Setelah mendengarkan
penjelasan dari Asisten Aji. Tuan dan Nyonya Aharon pun mulai melangkah ke luar dari rumah megah itu menuju ke halaman belakang.
Dengan cepat keduanya masuk ke dalam mobil yang dari tadi menunggu mereka di luar pagar belakang rumah.
Mobil pun melaju perlahan meninggalkan Kediaman Aharon yang telah dipenuhi oleh para wartawan.
Di sebuah bar, tepatnya di dalam kamar,
Yana mulai terbangun dari tidurnya. Demikian halnya dengan Indra. Saat ini mereka saling berpelukan sambil masih memejamkan mata. Ternyata rasa kantuk dan kelelahan masih merasuki keduanya saat ini.

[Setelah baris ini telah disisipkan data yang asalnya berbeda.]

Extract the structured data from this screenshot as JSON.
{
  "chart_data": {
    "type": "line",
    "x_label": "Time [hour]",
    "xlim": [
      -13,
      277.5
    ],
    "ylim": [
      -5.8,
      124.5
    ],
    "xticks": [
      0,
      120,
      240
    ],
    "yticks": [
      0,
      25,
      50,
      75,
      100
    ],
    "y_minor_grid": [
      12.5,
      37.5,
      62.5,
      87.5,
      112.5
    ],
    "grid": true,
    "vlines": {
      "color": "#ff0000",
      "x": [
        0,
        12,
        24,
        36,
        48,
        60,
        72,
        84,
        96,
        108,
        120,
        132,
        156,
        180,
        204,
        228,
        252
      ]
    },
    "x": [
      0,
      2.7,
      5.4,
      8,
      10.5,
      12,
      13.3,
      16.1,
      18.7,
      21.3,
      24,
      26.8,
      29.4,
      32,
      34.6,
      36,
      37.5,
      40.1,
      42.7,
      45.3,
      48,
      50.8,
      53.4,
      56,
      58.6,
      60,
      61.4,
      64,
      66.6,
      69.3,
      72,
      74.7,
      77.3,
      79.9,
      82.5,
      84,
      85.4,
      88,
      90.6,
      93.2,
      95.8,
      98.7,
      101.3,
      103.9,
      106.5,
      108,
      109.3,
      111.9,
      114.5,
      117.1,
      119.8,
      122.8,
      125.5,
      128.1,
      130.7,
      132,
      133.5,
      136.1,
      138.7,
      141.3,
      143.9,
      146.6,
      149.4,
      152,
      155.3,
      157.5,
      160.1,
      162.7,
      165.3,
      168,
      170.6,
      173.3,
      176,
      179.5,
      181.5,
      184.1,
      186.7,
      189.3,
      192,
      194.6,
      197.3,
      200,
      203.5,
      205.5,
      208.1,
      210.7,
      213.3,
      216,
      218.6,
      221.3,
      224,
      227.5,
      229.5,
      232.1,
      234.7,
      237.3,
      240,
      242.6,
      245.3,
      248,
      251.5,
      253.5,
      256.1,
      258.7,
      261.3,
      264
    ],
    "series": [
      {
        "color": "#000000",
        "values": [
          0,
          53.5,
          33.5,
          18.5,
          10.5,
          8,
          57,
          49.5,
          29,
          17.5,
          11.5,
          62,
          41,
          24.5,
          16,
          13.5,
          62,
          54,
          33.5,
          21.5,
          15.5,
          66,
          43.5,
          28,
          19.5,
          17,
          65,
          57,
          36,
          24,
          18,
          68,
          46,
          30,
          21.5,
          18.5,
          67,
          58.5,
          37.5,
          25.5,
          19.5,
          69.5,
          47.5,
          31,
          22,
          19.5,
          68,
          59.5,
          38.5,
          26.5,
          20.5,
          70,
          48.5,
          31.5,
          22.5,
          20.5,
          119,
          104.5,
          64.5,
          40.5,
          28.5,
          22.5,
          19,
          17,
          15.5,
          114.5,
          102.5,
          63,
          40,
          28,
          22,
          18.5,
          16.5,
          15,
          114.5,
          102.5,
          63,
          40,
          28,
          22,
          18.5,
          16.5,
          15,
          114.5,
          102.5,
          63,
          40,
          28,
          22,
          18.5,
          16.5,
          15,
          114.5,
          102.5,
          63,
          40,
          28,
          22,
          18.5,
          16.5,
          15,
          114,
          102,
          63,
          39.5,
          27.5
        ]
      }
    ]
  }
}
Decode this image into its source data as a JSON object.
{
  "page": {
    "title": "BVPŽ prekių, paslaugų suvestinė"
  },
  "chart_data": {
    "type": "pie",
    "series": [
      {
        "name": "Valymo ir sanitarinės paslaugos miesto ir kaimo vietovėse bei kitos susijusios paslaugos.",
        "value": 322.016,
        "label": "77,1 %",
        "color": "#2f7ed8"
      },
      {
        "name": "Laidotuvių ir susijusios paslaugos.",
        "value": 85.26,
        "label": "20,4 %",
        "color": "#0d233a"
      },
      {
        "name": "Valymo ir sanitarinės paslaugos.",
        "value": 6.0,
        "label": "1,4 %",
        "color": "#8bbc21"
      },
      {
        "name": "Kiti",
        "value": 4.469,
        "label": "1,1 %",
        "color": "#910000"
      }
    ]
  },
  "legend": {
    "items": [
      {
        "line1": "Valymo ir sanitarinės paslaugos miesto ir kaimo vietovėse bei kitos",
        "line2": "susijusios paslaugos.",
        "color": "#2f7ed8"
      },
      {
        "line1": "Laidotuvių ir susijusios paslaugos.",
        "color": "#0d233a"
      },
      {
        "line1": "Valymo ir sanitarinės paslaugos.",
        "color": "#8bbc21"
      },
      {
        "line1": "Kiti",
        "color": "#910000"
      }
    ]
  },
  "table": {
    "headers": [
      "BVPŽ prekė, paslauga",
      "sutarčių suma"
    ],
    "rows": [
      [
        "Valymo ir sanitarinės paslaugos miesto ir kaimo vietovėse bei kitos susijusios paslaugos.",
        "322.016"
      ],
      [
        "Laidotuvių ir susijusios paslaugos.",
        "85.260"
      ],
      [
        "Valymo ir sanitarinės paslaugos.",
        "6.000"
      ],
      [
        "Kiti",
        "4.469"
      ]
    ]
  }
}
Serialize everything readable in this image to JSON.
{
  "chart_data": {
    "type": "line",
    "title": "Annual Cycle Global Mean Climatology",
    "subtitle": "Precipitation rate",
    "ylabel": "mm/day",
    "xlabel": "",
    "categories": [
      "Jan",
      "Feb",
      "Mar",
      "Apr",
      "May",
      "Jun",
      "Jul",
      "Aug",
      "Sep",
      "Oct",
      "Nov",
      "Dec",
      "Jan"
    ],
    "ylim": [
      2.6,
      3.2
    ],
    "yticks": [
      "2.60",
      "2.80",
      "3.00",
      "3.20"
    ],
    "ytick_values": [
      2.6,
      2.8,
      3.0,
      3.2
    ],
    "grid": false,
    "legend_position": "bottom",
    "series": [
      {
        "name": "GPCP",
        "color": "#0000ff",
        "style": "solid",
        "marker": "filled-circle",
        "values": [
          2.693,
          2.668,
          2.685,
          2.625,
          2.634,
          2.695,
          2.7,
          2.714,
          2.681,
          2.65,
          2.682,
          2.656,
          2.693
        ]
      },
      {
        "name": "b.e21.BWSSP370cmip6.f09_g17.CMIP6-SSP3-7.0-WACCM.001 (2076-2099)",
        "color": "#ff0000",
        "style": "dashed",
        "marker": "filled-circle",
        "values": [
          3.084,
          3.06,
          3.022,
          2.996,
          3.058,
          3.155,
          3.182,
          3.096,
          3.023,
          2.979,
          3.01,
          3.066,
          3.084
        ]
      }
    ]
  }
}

"Aku sedang memeluk apa? Kenapa rasanya empuk? Hei, ini benda apa? Kok terasa sangat kenyal dalam genggamanku?" Dengan mata masih tertutup Indra malah asyik meremas kedua gundukan milik Yana yang membuat perempuan itu mulai terbuai dengan permainan panasnya.
"Ah!" satu desahan lolos dari bibirnya.
Yana mencoba membuka matanya, dia tidak terima jika jari-jari itu menyentuh dua aset pribadinya.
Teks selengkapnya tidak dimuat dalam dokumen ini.